· 2 min read

This year’s visit to the US PTO

Every year I teach a few classes to patent examiners at the US Patent & Trademark Office (PTO). In the past I’ve taught topics like “Agile Software Development” and “Aspect-oriented Programming” but this week the topics were “Service Oriented Architecture (SOA)” and “Knowledge Management Systems”, both full day sessions to a nice crowd of examiners. I hear people, especially engineers, poking fun at the PTO for issuing patents to some particular technology or other that they themselves wouldn’t have. But, each time I visit the PTO I find that I admire and respect the examiners more and more for doing a pretty tough job. While teaching the technology courses, I have come to find that they all truly want to do the right thing but with roughly 600,000 patents being filed per year and about 400,000 issued they’re doing a pretty good job.

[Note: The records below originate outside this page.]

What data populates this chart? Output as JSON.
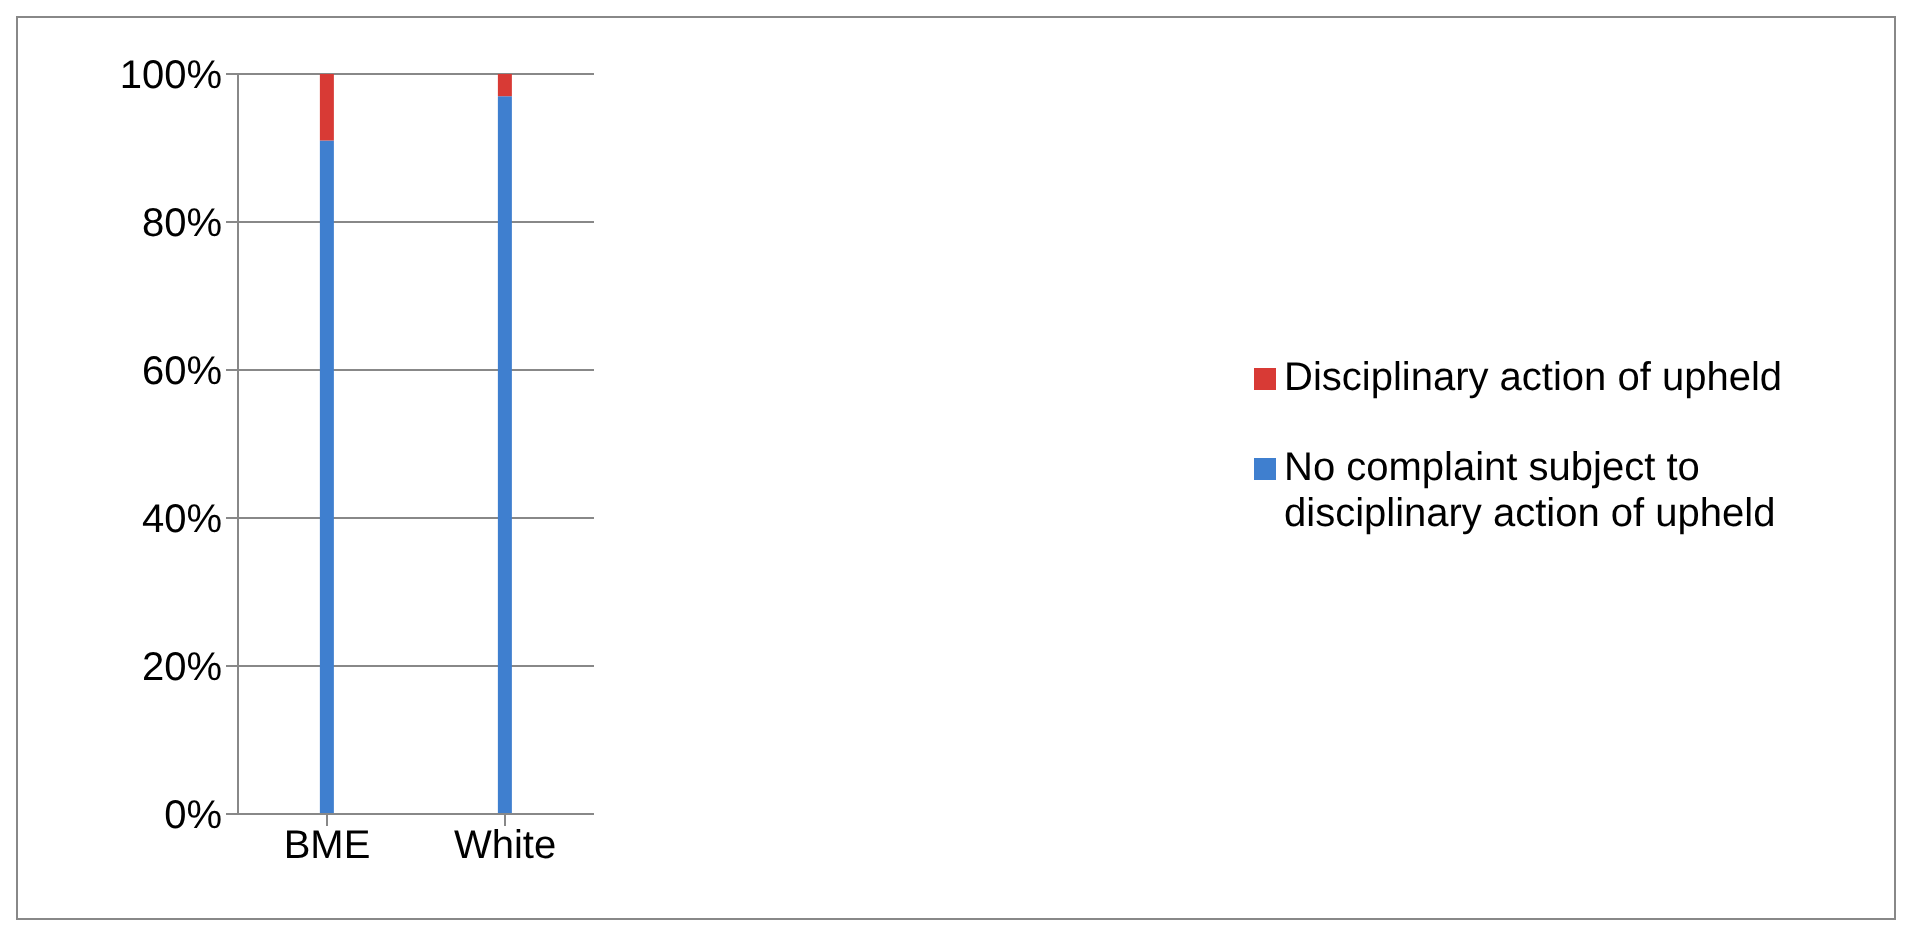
{
  "chart_data": {
    "type": "bar",
    "stacked": true,
    "categories": [
      "BME",
      "White"
    ],
    "series": [
      {
        "name": "No complaint subject to disciplinary action of upheld",
        "color": "#3f7fcf",
        "values": [
          91,
          97
        ]
      },
      {
        "name": "Disciplinary action of upheld",
        "color": "#d83a35",
        "values": [
          9,
          3
        ]
      }
    ],
    "ylim": [
      0,
      100
    ],
    "yticks": [
      {
        "value": 0,
        "label": "0%"
      },
      {
        "value": 20,
        "label": "20%"
      },
      {
        "value": 40,
        "label": "40%"
      },
      {
        "value": 60,
        "label": "60%"
      },
      {
        "value": 80,
        "label": "80%"
      },
      {
        "value": 100,
        "label": "100%"
      }
    ],
    "grid": "y",
    "legend": "right"
  }
}
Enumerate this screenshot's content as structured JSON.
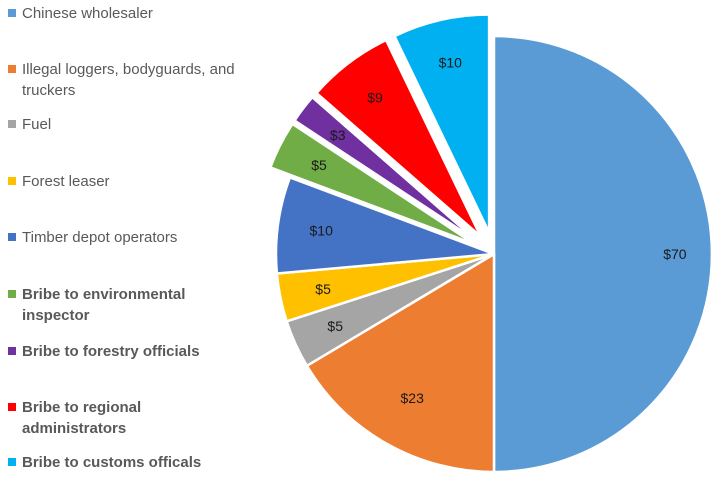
{
  "chart_data": {
    "type": "pie",
    "title": "",
    "legend_position": "left",
    "categories": [
      "Chinese wholesaler",
      "Illegal loggers, bodyguards, and truckers",
      "Fuel",
      "Forest leaser",
      "Timber depot operators",
      "Bribe to environmental inspector",
      "Bribe to forestry officials",
      "Bribe to regional administrators",
      "Bribe to customs officals"
    ],
    "values": [
      70,
      23,
      5,
      5,
      10,
      5,
      3,
      9,
      10
    ],
    "data_labels": [
      "$70",
      "$23",
      "$5",
      "$5",
      "$10",
      "$5",
      "$3",
      "$9",
      "$10"
    ],
    "colors": [
      "#5b9bd5",
      "#ed7d31",
      "#a5a5a5",
      "#ffc000",
      "#4472c4",
      "#70ad47",
      "#7030a0",
      "#ff0000",
      "#00b0f0"
    ],
    "exploded": [
      false,
      false,
      false,
      false,
      false,
      true,
      true,
      true,
      true
    ],
    "bold_legend": [
      false,
      false,
      false,
      false,
      false,
      true,
      true,
      true,
      true
    ]
  }
}
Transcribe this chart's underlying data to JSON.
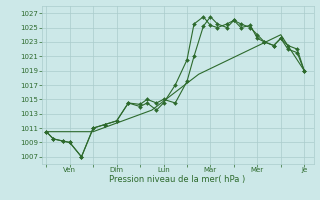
{
  "bg_color": "#cce8e8",
  "grid_color": "#aacccc",
  "line_color": "#2d6a2d",
  "xlabel": "Pression niveau de la mer( hPa )",
  "ylim": [
    1006,
    1028
  ],
  "yticks": [
    1007,
    1009,
    1011,
    1013,
    1015,
    1017,
    1019,
    1021,
    1023,
    1025,
    1027
  ],
  "x_tick_labels": [
    "",
    "Ven",
    "",
    "Dim",
    "",
    "Lun",
    "",
    "Mar",
    "",
    "Mer",
    "",
    "Je"
  ],
  "x_tick_positions": [
    0,
    1,
    2,
    3,
    4,
    5,
    6,
    7,
    8,
    9,
    10,
    11
  ],
  "series1_x": [
    0,
    0.3,
    0.7,
    1.0,
    1.5,
    2.0,
    2.5,
    3.0,
    3.5,
    4.0,
    4.3,
    4.7,
    5.0,
    5.5,
    6.0,
    6.3,
    6.7,
    7.0,
    7.3,
    7.7,
    8.0,
    8.3,
    8.7,
    9.0,
    9.3,
    9.7,
    10.0,
    10.3,
    10.7,
    11.0
  ],
  "series1_y": [
    1010.5,
    1009.5,
    1009.2,
    1009.0,
    1007.0,
    1011.0,
    1011.5,
    1012.0,
    1014.5,
    1014.0,
    1014.5,
    1013.5,
    1014.5,
    1017.0,
    1020.5,
    1025.5,
    1026.5,
    1025.3,
    1025.0,
    1025.5,
    1026.0,
    1025.0,
    1025.3,
    1023.5,
    1023.0,
    1022.5,
    1023.5,
    1022.0,
    1021.5,
    1019.0
  ],
  "series2_x": [
    0,
    0.3,
    0.7,
    1.0,
    1.5,
    2.0,
    2.5,
    3.0,
    3.5,
    4.0,
    4.3,
    4.7,
    5.0,
    5.5,
    6.0,
    6.3,
    6.7,
    7.0,
    7.3,
    7.7,
    8.0,
    8.3,
    8.7,
    9.0,
    9.3,
    9.7,
    10.0,
    10.3,
    10.7,
    11.0
  ],
  "series2_y": [
    1010.5,
    1009.5,
    1009.2,
    1009.0,
    1007.0,
    1011.0,
    1011.5,
    1012.0,
    1014.5,
    1014.3,
    1015.0,
    1014.5,
    1015.0,
    1014.5,
    1017.5,
    1021.0,
    1025.2,
    1026.5,
    1025.5,
    1025.0,
    1026.0,
    1025.5,
    1025.0,
    1024.0,
    1023.0,
    1022.5,
    1023.5,
    1022.5,
    1022.0,
    1019.0
  ],
  "series3_x": [
    0,
    2.0,
    4.5,
    6.5,
    10.0,
    11.0
  ],
  "series3_y": [
    1010.5,
    1010.5,
    1013.5,
    1018.5,
    1024.0,
    1019.0
  ],
  "figsize": [
    3.2,
    2.0
  ],
  "dpi": 100
}
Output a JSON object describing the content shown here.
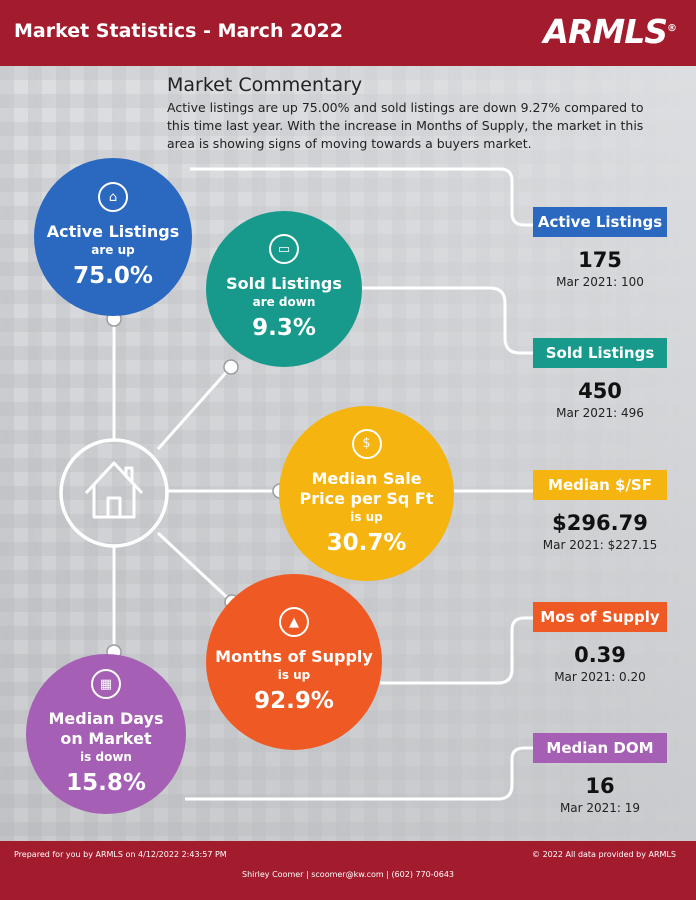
{
  "header": {
    "title": "Market Statistics - March 2022",
    "logo_text": "ARMLS",
    "logo_mark": "®",
    "bg_color": "#a31c2e"
  },
  "commentary": {
    "title": "Market Commentary",
    "text": "Active listings are up 75.00% and sold listings are down 9.27% compared to this time last year. With the increase in Months of Supply, the market in this area is showing signs of moving towards a buyers market."
  },
  "circles": {
    "active": {
      "label": "Active Listings",
      "sub": "are up",
      "pct": "75.0%",
      "color": "#2b68c0",
      "icon": "house-icon"
    },
    "sold": {
      "label": "Sold Listings",
      "sub": "are down",
      "pct": "9.3%",
      "color": "#179a8c",
      "icon": "sign-icon"
    },
    "price": {
      "label_1": "Median Sale",
      "label_2": "Price per Sq Ft",
      "sub": "is up",
      "pct": "30.7%",
      "color": "#f5b40f",
      "icon": "coin-icon"
    },
    "supply": {
      "label": "Months of Supply",
      "sub": "is up",
      "pct": "92.9%",
      "color": "#ef5a24",
      "icon": "chart-icon"
    },
    "dom": {
      "label_1": "Median Days",
      "label_2": "on Market",
      "sub": "is down",
      "pct": "15.8%",
      "color": "#a55fb5",
      "icon": "calendar-icon"
    }
  },
  "stats": {
    "active": {
      "title": "Active Listings",
      "value": "175",
      "previous": "Mar 2021: 100",
      "color": "#2b68c0"
    },
    "sold": {
      "title": "Sold Listings",
      "value": "450",
      "previous": "Mar 2021: 496",
      "color": "#179a8c"
    },
    "price": {
      "title": "Median $/SF",
      "value": "$296.79",
      "previous": "Mar 2021: $227.15",
      "color": "#f5b40f"
    },
    "supply": {
      "title": "Mos of Supply",
      "value": "0.39",
      "previous": "Mar 2021: 0.20",
      "color": "#ef5a24"
    },
    "dom": {
      "title": "Median DOM",
      "value": "16",
      "previous": "Mar 2021: 19",
      "color": "#a55fb5"
    }
  },
  "footer": {
    "prepared": "Prepared for you by ARMLS on 4/12/2022 2:43:57 PM",
    "copyright": "© 2022 All data provided by ARMLS",
    "contact": "Shirley Coomer | scoomer@kw.com | (602) 770-0643"
  }
}
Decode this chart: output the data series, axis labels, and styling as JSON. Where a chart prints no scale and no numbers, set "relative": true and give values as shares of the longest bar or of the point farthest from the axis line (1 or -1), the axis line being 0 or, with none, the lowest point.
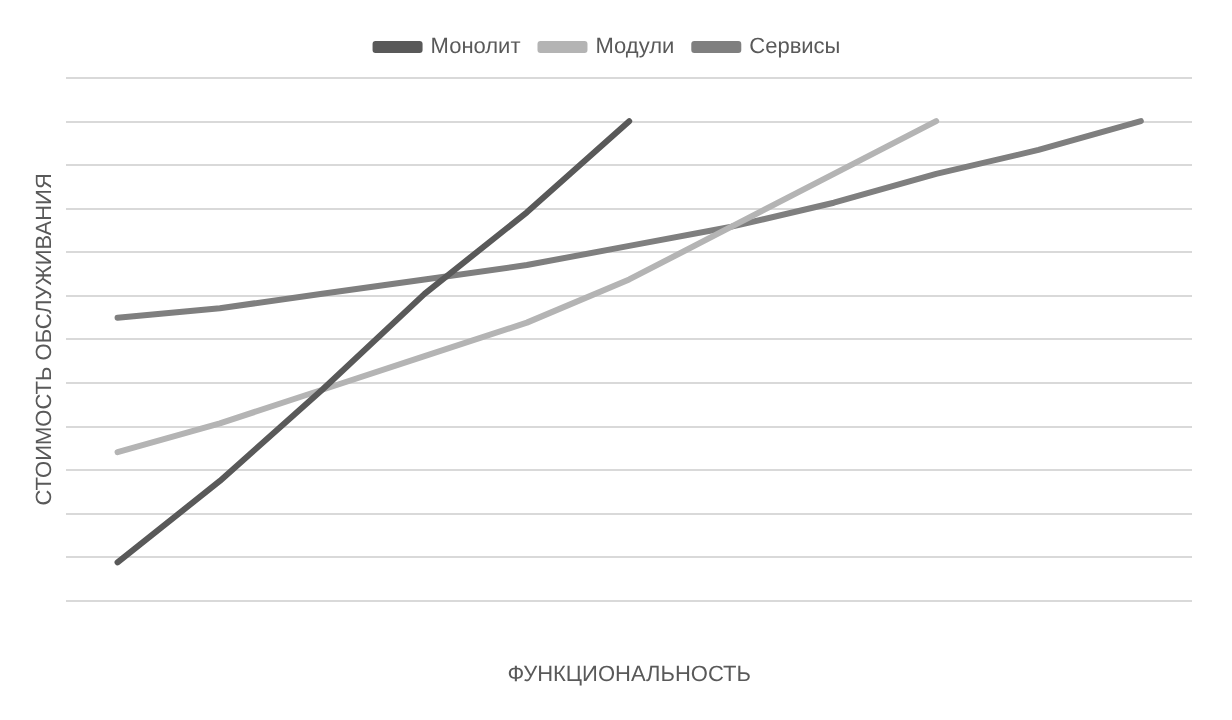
{
  "chart_data": {
    "type": "line",
    "relative": true,
    "xlabel": "ФУНКЦИОНАЛЬНОСТЬ",
    "ylabel": "СТОИМОСТЬ ОБСЛУЖИВАНИЯ",
    "categories": [
      null,
      null,
      null,
      null,
      null,
      null,
      null,
      null,
      null,
      null,
      null
    ],
    "grid": "y",
    "legend": "top",
    "marker": "none",
    "line_style": "solid",
    "series": [
      {
        "name": "Монолит",
        "color": "#595959",
        "values": [
          0.08,
          0.25,
          0.44,
          0.64,
          0.81,
          1,
          null,
          null,
          null,
          null,
          null
        ]
      },
      {
        "name": "Модули",
        "color": "#b4b4b4",
        "values": [
          0.31,
          0.37,
          0.44,
          0.51,
          0.58,
          0.67,
          0.78,
          0.89,
          1,
          null,
          null
        ]
      },
      {
        "name": "Сервисы",
        "color": "#7f7f7f",
        "values": [
          0.59,
          0.61,
          0.64,
          0.67,
          0.7,
          0.74,
          0.78,
          0.83,
          0.89,
          0.94,
          1
        ]
      }
    ]
  }
}
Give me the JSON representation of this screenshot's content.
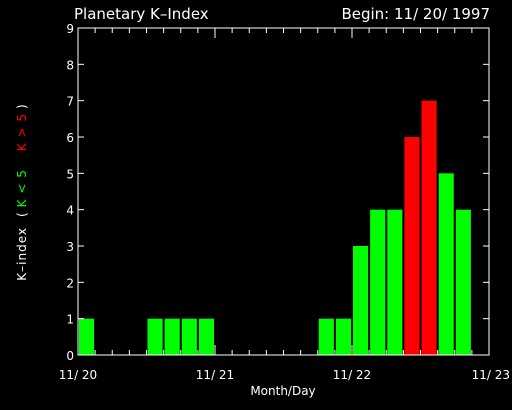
{
  "chart_data": {
    "type": "bar",
    "title": "Planetary K–Index",
    "subtitle": "Begin: 11/ 20/ 1997",
    "xlabel": "Month/Day",
    "ylabel_prefix": "K–index",
    "ylabel_open": "(",
    "ylabel_green": "K < 5",
    "ylabel_red": "K > 5",
    "ylabel_close": ")",
    "ylim": [
      0,
      9
    ],
    "y_ticks": [
      "0",
      "1",
      "2",
      "3",
      "4",
      "5",
      "6",
      "7",
      "8",
      "9"
    ],
    "x_ticks": [
      "11/ 20",
      "11/ 21",
      "11/ 22",
      "11/ 23"
    ],
    "threshold": 5,
    "colors": {
      "low": "#00ff00",
      "high": "#ff0000",
      "axis": "#ffffff",
      "background": "#000000"
    },
    "bins_per_day": 8,
    "values": [
      1,
      0,
      0,
      0,
      1,
      1,
      1,
      1,
      0,
      0,
      0,
      0,
      0,
      0,
      1,
      1,
      3,
      4,
      4,
      6,
      7,
      5,
      4,
      0
    ],
    "grid": false
  }
}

They each privately admit that they wish they had more time to spend on researching all the nuances of each technology and try to understand all the details of each invention; however, they admit there just aren’t enough hours in the day to do so for the quantity of patents that come in. They get pretty good training but they could always use more on bleeding edge technologies — if you really want to improve the patents and IP world, spend your time to spread knowledge from the industry to your favorite neighborhood patent examiner. You’ll learn a lot in the process, too.